The whole story is worth reading, but there's one other fact that I found startling as someone who has spent a lot of time writing about contraception in America: that young adult women between 25 and 34 now use IUDs just as frequently as condoms.

Percentage of all women ages 15 to 44 who were using female sterilization, the Pill, the male condom, and long-acting reversible contraceptives, by age: United States, 2011 to 2013. (CDC)

IUDs' popularity has risen remarkably in recent years, after a dip in the 1980s. The rise over the past decade has been especially big, a separate CDC report shows.


This is great news, at least when it comes to preventing unplanned pregnancy. Condoms have a failure rate of 18 percent (meaning 18 of 100 women using condoms will become pregnant within a year). IUDs, depending on which type is used, have a failure rate of between 0.2 and 0.8 percent.

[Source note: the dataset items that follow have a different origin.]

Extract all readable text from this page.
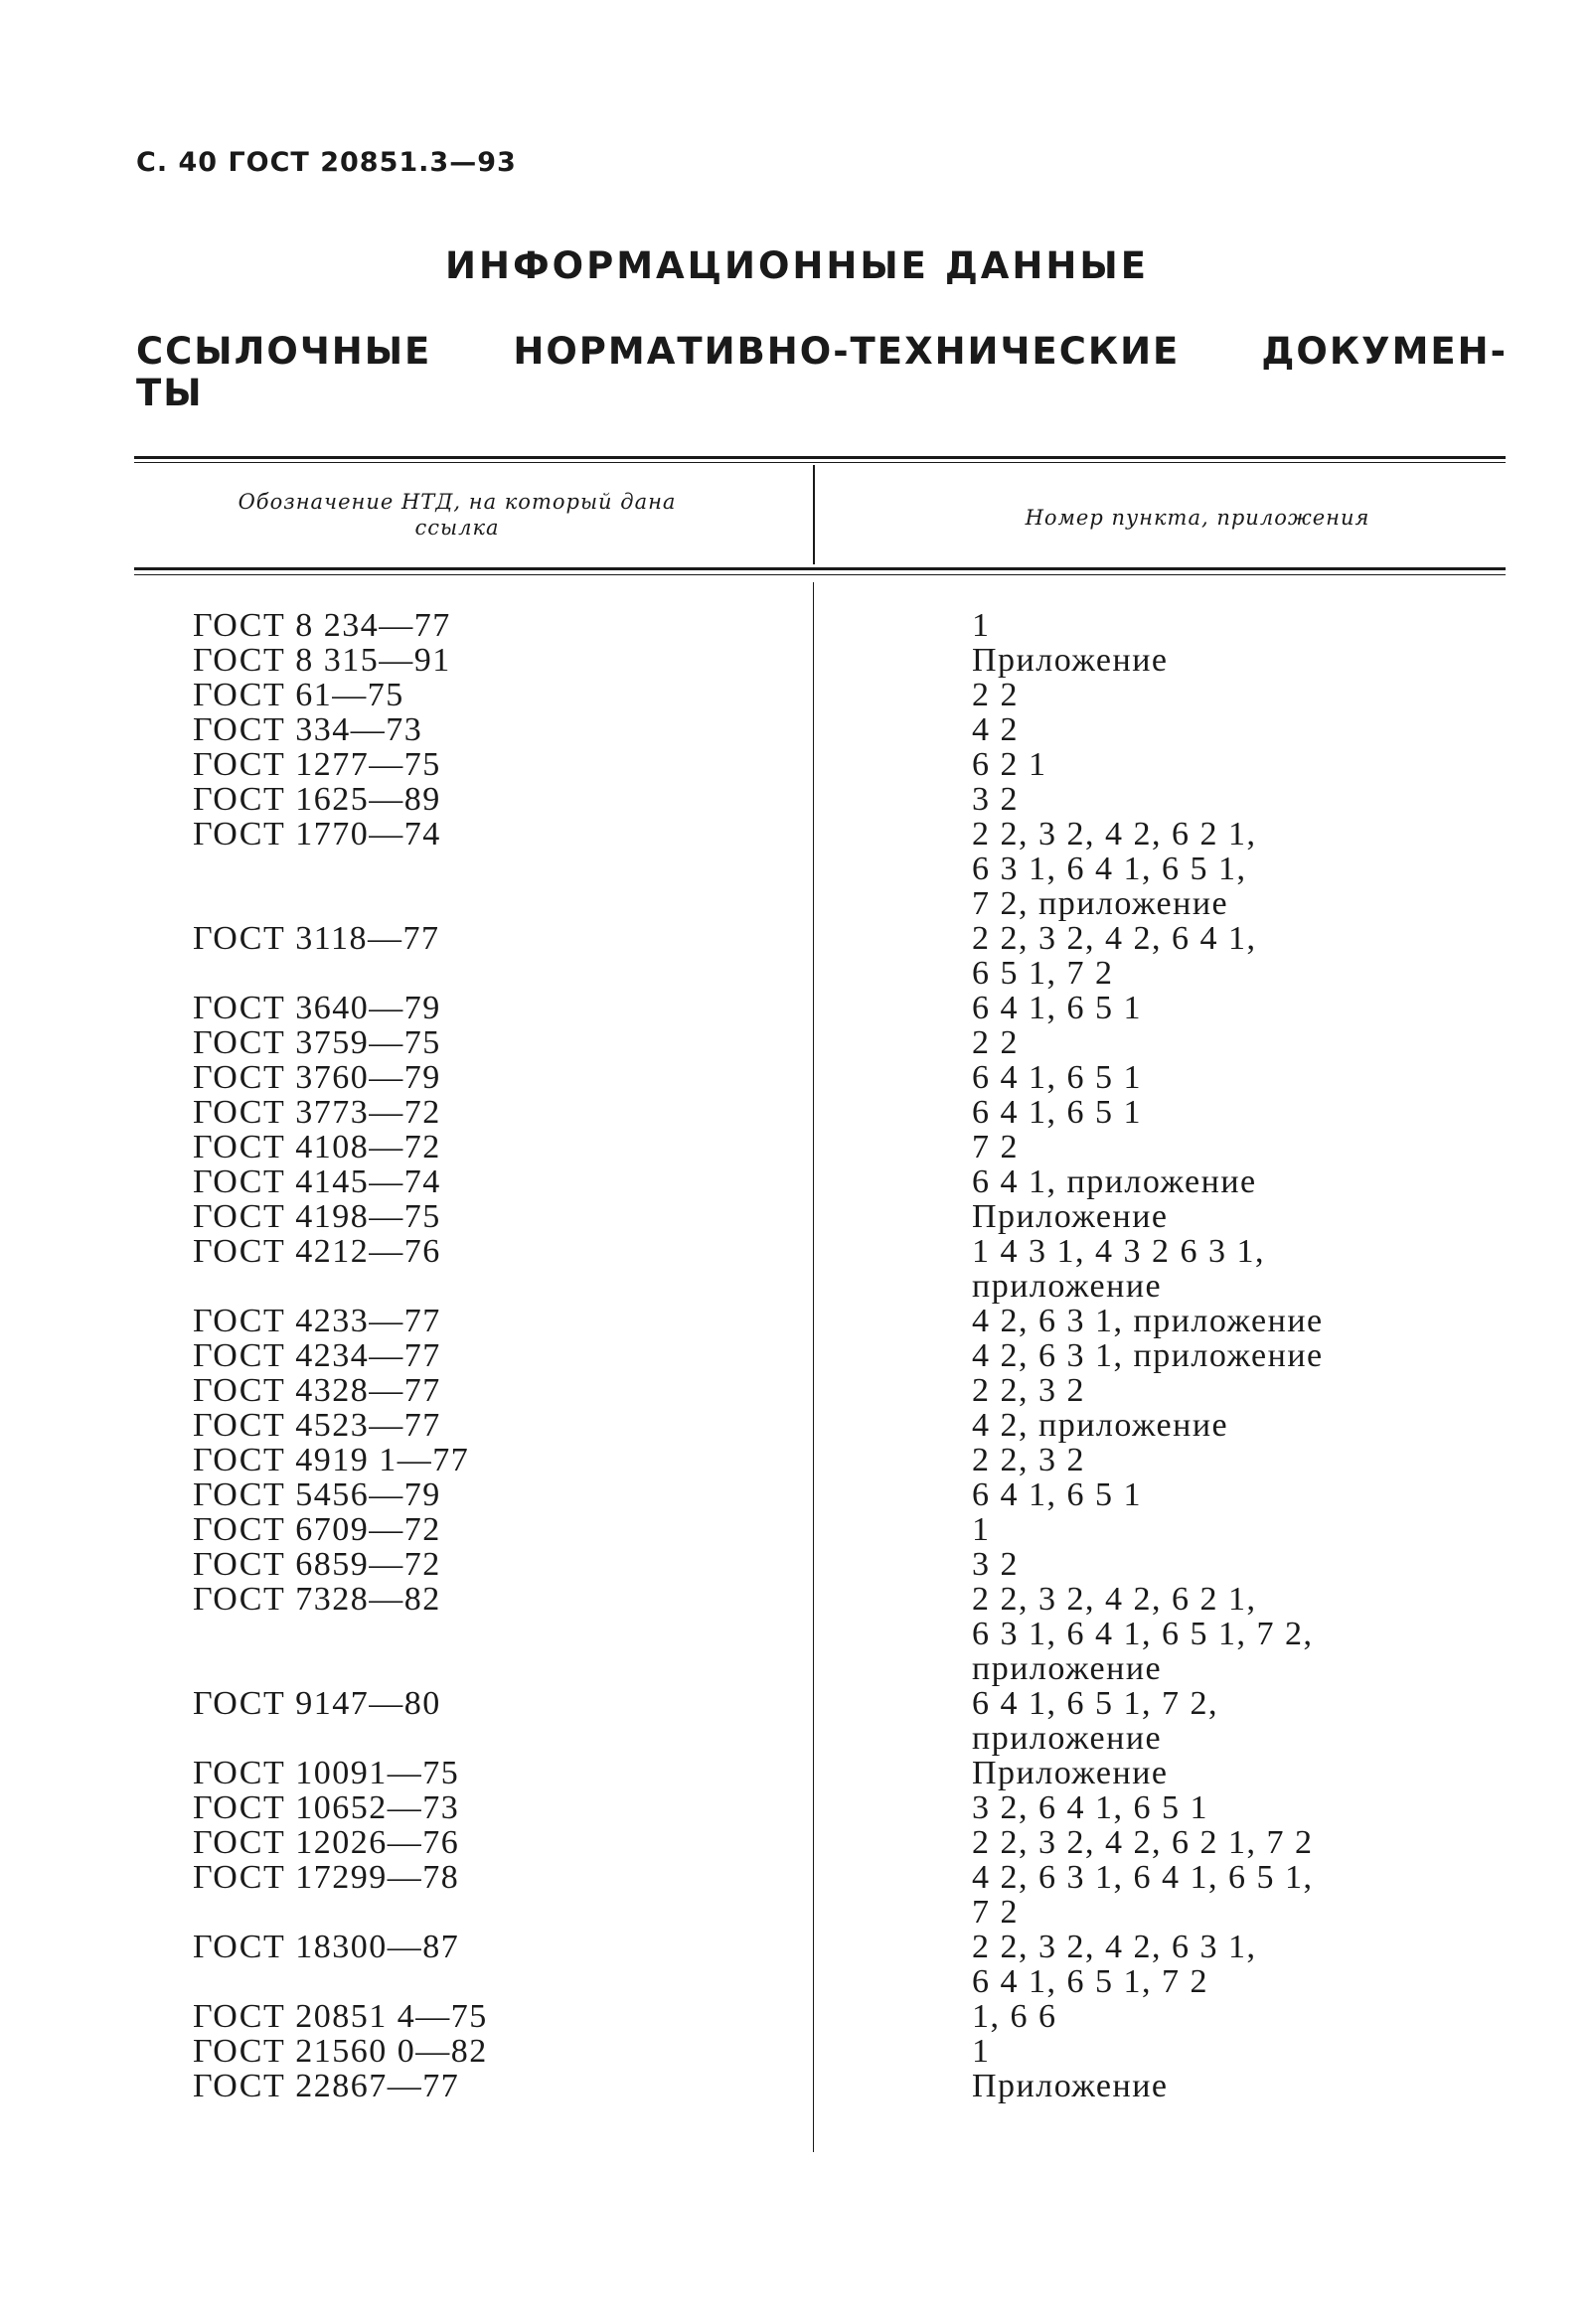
С. 40 ГОСТ 20851.3—93
ИНФОРМАЦИОННЫЕ ДАННЫЕ
ССЫЛОЧНЫЕ НОРМАТИВНО-ТЕХНИЧЕСКИЕ ДОКУМЕН-
ТЫ
Обозначение НТД, на который дана ссылка	Номер пункта, приложения
ГОСТ 8 234—77	1
ГОСТ 8 315—91	Приложение
ГОСТ 61—75	2 2
ГОСТ 334—73	4 2
ГОСТ 1277—75	6 2 1
ГОСТ 1625—89	3 2
ГОСТ 1770—74	2 2, 3 2, 4 2, 6 2 1,
6 3 1, 6 4 1, 6 5 1,
7 2, приложение
ГОСТ 3118—77	2 2, 3 2, 4 2, 6 4 1,
6 5 1, 7 2
ГОСТ 3640—79	6 4 1, 6 5 1
ГОСТ 3759—75	2 2
ГОСТ 3760—79	6 4 1, 6 5 1
ГОСТ 3773—72	6 4 1, 6 5 1
ГОСТ 4108—72	7 2
ГОСТ 4145—74	6 4 1, приложение
ГОСТ 4198—75	Приложение
ГОСТ 4212—76	1 4 3 1, 4 3 2 6 3 1,
приложение
ГОСТ 4233—77	4 2, 6 3 1, приложение
ГОСТ 4234—77	4 2, 6 3 1, приложение
ГОСТ 4328—77	2 2, 3 2
ГОСТ 4523—77	4 2, приложение
ГОСТ 4919 1—77	2 2, 3 2
ГОСТ 5456—79	6 4 1, 6 5 1
ГОСТ 6709—72	1
ГОСТ 6859—72	3 2
ГОСТ 7328—82	2 2, 3 2, 4 2, 6 2 1,
6 3 1, 6 4 1, 6 5 1, 7 2,
приложение
ГОСТ 9147—80	6 4 1, 6 5 1, 7 2,
приложение
ГОСТ 10091—75	Приложение
ГОСТ 10652—73	3 2, 6 4 1, 6 5 1
ГОСТ 12026—76	2 2, 3 2, 4 2, 6 2 1, 7 2
ГОСТ 17299—78	4 2, 6 3 1, 6 4 1, 6 5 1,
7 2
ГОСТ 18300—87	2 2, 3 2, 4 2, 6 3 1,
6 4 1, 6 5 1, 7 2
ГОСТ 20851 4—75	1, 6 6
ГОСТ 21560 0—82	1
ГОСТ 22867—77	Приложение
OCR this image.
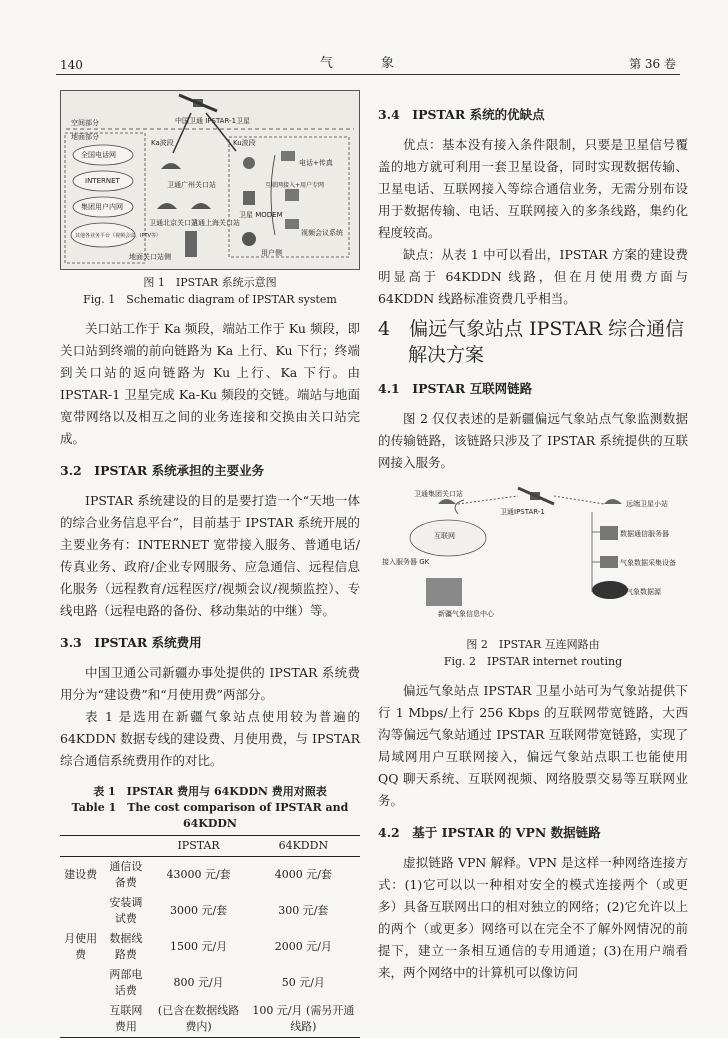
140	气 象	第 36 卷
空间部分
地面部分
中国卫通 IPSTAR-1卫星
Ka波段	Ku波段
全国电话网
INTERNET
集团用户内网
其他各业务平台（视频会议、IPTV等）
卫通北京关口站
卫通广州关口站
卫通上海关口站
卫星 MODEM
电话+传真
互联网接入+用户专网
视频会议系统
地面关口站侧	用户侧
图 1　IPSTAR 系统示意图
Fig. 1　Schematic diagram of IPSTAR system

关口站工作于 Ka 频段，端站工作于 Ku 频段，即关口站到终端的前向链路为 Ka 上行、Ku 下行；终端到关口站的返向链路为 Ku 上行、Ka 下行。由 IPSTAR-1 卫星完成 Ka-Ku 频段的交链。端站与地面宽带网络以及相互之间的业务连接和交换由关口站完成。

3.2　IPSTAR 系统承担的主要业务

IPSTAR 系统建设的目的是要打造一个“天地一体的综合业务信息平台”，目前基于 IPSTAR 系统开展的主要业务有：INTERNET 宽带接入服务、普通电话/传真业务、政府/企业专网服务、应急通信、远程信息化服务（远程教育/远程医疗/视频会议/视频监控）、专线电路（远程电路的备份、移动集站的中继）等。

3.3　IPSTAR 系统费用

中国卫通公司新疆办事处提供的 IPSTAR 系统费用分为“建设费”和“月使用费”两部分。

表 1 是选用在新疆气象站点使用较为普遍的 64KDDN 数据专线的建设费、月使用费，与 IPSTAR 综合通信系统费用作的对比。

表 1　IPSTAR 费用与 64KDDN 费用对照表
Table 1　The cost comparison of IPSTAR and 64KDDN
		IPSTAR	64KDDN
建设费	通信设备费	43000 元/套	4000 元/套
	安装调试费	3000 元/套	300 元/套
月使用费	数据线路费	1500 元/月	2000 元/月
	两部电话费	800 元/月	50 元/月
	互联网费用	(已含在数据线路费内)	100 元/月 (需另开通线路)
3.4　IPSTAR 系统的优缺点

优点：基本没有接入条件限制，只要是卫星信号覆盖的地方就可利用一套卫星设备，同时实现数据传输、卫星电话、互联网接入等综合通信业务，无需分别布设用于数据传输、电话、互联网接入的多条线路，集约化程度较高。

缺点：从表 1 中可以看出，IPSTAR 方案的建设费明显高于 64KDDN 线路，但在月使用费方面与 64KDDN 线路标准资费几乎相当。

4　偏远气象站点 IPSTAR 综合通信解决方案
4.1　IPSTAR 互联网链路

图 2 仅仅表述的是新疆偏远气象站点气象监测数据的传输链路，该链路只涉及了 IPSTAR 系统提供的互联网接入服务。

卫通集团关口站
卫通IPSTAR-1
远端卫星小站
互联网
接入服务器 GK
数据通信服务器
气象数据采集设备
气象数据源
新疆气象信息中心
图 2　IPSTAR 互连网路由
Fig. 2　IPSTAR internet routing

偏远气象站点 IPSTAR 卫星小站可为气象站提供下行 1 Mbps/上行 256 Kbps 的互联网带宽链路，大西沟等偏远气象站通过 IPSTAR 互联网带宽链路，实现了局域网用户互联网接入，偏远气象站点职工也能使用 QQ 聊天系统、互联网视频、网络股票交易等互联网业务。

4.2　基于 IPSTAR 的 VPN 数据链路

虚拟链路 VPN 解释。VPN 是这样一种网络连接方式：(1)它可以以一种相对安全的模式连接两个（或更多）具备互联网出口的相对独立的网络；(2)它允许以上的两个（或更多）网络可以在完全不了解外网情况的前提下，建立一条相互通信的专用通道；(3)在用户端看来，两个网络中的计算机可以像访问
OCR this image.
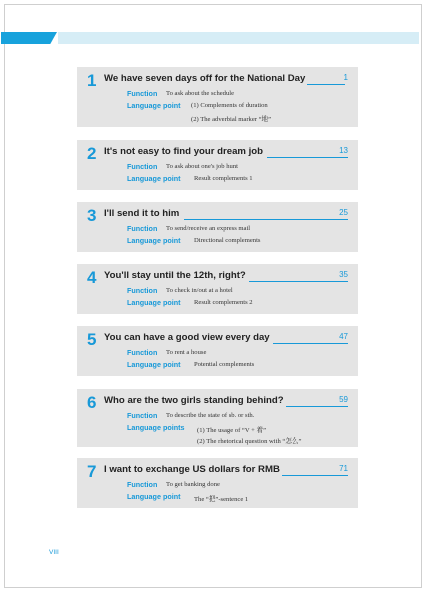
1 We have seven days off for the National Day	1
Function To ask about the schedule
Language point (1) Complements of duration
(2) The adverbial marker “地”
2 It's not easy to find your dream job	13
Function To ask about one's job hunt
Language point Result complements 1
3 I'll send it to him	25
Function To send/receive an express mail
Language point Directional complements
4 You'll stay until the 12th, right?	35
Function To check in/out at a hotel
Language point Result complements 2
5 You can have a good view every day	47
Function To rent a house
Language point Potential complements
6 Who are the two girls standing behind?	59
Function To describe the state of sb. or sth.
Language points (1) The usage of “V + 着”
(2) The rhetorical question with “怎么”
7 I want to exchange US dollars for RMB	71
Function To get banking done
Language point The “把”-sentence 1
VIII
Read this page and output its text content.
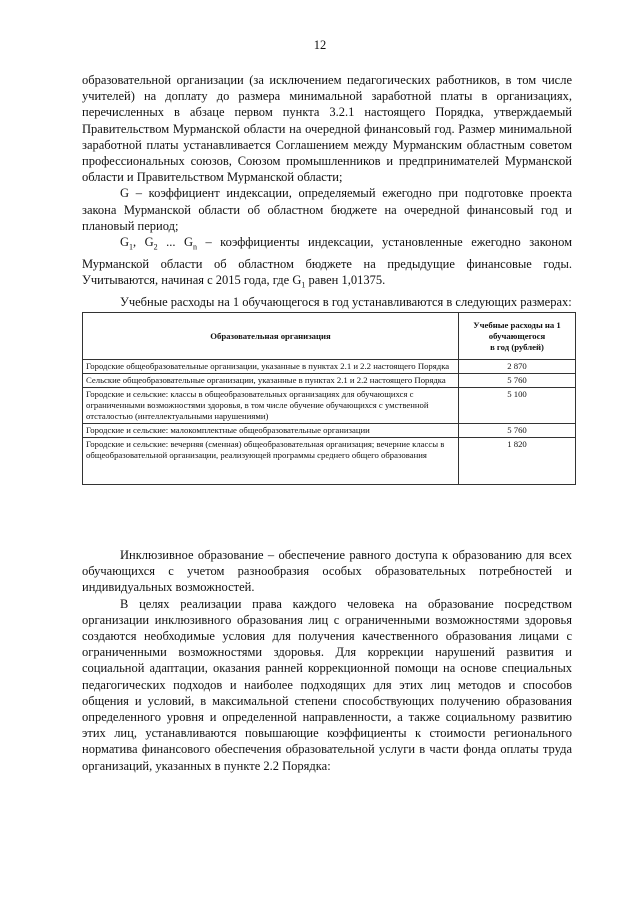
12

образовательной организации (за исключением педагогических работников, в том числе учителей) на доплату до размера минимальной заработной платы в организациях, перечисленных в абзаце первом пункта 3.2.1 настоящего Порядка, утверждаемый Правительством Мурманской области на очередной финансовый год. Размер минимальной заработной платы устанавливается Соглашением между Мурманским областным советом профессиональных союзов, Союзом промышленников и предпринимателей Мурманской области и Правительством Мурманской области;

G – коэффициент индексации, определяемый ежегодно при подготовке проекта закона Мурманской области об областном бюджете на очередной финансовый год и плановый период;

$G_1$, $G_2$ ... $G_n$ – коэффициенты индексации, установленные ежегодно законом Мурманской области об областном бюджете на предыдущие финансовые годы. Учитываются, начиная с 2015 года, где $G_1$ равен 1,01375.

Учебные расходы на 1 обучающегося в год устанавливаются в следующих размерах:

Образовательная организация	Учебные расходы на 1
обучающегося
в год (рублей)

Городские общеобразовательные организации, указанные в пунктах 2.1 и 2.2 настоящего Порядка	2 870
Сельские общеобразовательные организации, указанные в пунктах 2.1 и 2.2 настоящего Порядка	5 760
Городские и сельские: классы в общеобразовательных организациях для обучающихся с ограниченными возможностями здоровья, в том числе обучение обучающихся с умственной отсталостью (интеллектуальными нарушениями)	5 100
Городские и сельские: малокомплектные общеобразовательные организации	5 760
Городские и сельские: вечерняя (сменная) общеобразовательная организация; вечерние классы в общеобразовательной организации, реализующей программы среднего общего образования	1 820

Инклюзивное образование – обеспечение равного доступа к образованию для всех обучающихся с учетом разнообразия особых образовательных потребностей и индивидуальных возможностей.

В целях реализации права каждого человека на образование посредством организации инклюзивного образования лиц с ограниченными возможностями здоровья создаются необходимые условия для получения качественного образования лицами с ограниченными возможностями здоровья. Для коррекции нарушений развития и социальной адаптации, оказания ранней коррекционной помощи на основе специальных педагогических подходов и наиболее подходящих для этих лиц методов и способов общения и условий, в максимальной степени способствующих получению образования определенного уровня и определенной направленности, а также социальному развитию этих лиц, устанавливаются повышающие коэффициенты к стоимости регионального норматива финансового обеспечения образовательной услуги в части фонда оплаты труда организаций, указанных в пункте 2.2 Порядка:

So why is this trend happening now? A big factor is likely Obamacare's birth control mandate, which took effect in 2011 and requires nearly all insurance plans to cover all types of contraceptives — IUDs included — at no cost to the consumer. The American College of Obstetricians and Gynecologists has put stronger backing behind IUDs, recently recommending them as the "first-line" birth control for adolescents. And, of course, there is Buffett's millions in funding — likely another reason IUDs might be poised to overtake condoms as a more popular contraceptive in the not-so-distant future.